Mohamed voulut intervenir à son tour, mais Elvire tourna son pistolet vers lui.
« Si jamais vous faites du mal à Lynda…
– Tu restes à ta place, ou je te taraude le nombril.
– Merci de votre aide, les garçons, dit Lynda, imperturbable, mais c’est une affaire entre elle et moi.
– Et cette affaire sera vite conclue, chienne ! À moi la vengeance et le plaisir de voir ton sang jaillir de ton corps ! »
Lynda regarda fixement son adversaire.
« Qui a pu mettre en ton cœur une telle félonie ?
– Ah ! Non ! Ne me regarde pas de cette façon-là.
– Pourquoi donc, ma grande ? Tu espérais lire la terreur et la supplication dans mon regard, et tu y trouves encore ce feu qui t’a déjà tant de fois consumée.
– Ne commence pas ! Tu n’es pas en mesure de me braver. L’arme qui va t’abattre est dans ma main.

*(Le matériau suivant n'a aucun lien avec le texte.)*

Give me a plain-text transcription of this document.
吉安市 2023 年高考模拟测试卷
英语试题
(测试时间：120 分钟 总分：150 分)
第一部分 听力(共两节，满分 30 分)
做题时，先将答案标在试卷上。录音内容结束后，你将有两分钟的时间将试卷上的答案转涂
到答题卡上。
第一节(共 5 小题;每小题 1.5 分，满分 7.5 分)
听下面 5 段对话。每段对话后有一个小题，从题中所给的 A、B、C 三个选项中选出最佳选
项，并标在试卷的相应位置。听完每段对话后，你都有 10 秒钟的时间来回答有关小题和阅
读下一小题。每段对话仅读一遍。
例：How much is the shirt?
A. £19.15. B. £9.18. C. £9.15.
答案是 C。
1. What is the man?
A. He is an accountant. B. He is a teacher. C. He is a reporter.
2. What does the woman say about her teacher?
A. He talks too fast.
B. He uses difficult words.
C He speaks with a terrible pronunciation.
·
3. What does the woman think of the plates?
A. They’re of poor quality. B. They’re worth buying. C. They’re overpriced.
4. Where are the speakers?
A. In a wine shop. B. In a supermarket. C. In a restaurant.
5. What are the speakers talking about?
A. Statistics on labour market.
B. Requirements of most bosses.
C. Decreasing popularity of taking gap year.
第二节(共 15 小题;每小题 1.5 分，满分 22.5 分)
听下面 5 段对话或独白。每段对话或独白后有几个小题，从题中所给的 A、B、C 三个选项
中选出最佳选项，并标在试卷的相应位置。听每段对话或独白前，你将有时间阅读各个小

– Misérable traîtresse, et maintenant meurtrière, tu vas découvrir comment meurt une chrétienne.
– Est-ce que ce n’est pas bientôt fini ? gronda le marquis. Finissez-en, Elvire ! Vous ne comprenez donc pas qu’elle est en train de vous distraire pour vous désarmer ? »
Toujours sous la menace d’Elvire, la jeune reine lui demanda :
« Accorde-moi la grâce de ne pas mourir idiote, et raconte-moi ce que cette larve de Kougnonbaf vient faire dans ta combine ?
– Tu auras ton explication, ce sera ta cigarette du condamné à mort : Ottokar de Kougnonbaf est prêt à tout pour te ravir ta couronne, et il me paie grassement pour t’éliminer. J’ai échoué une première fois quand tu nous as fait ton numéro du Lévitique, mais cette fois-ci, tu es fichue, ma jolie, je te tiens au bout de mon pistolet.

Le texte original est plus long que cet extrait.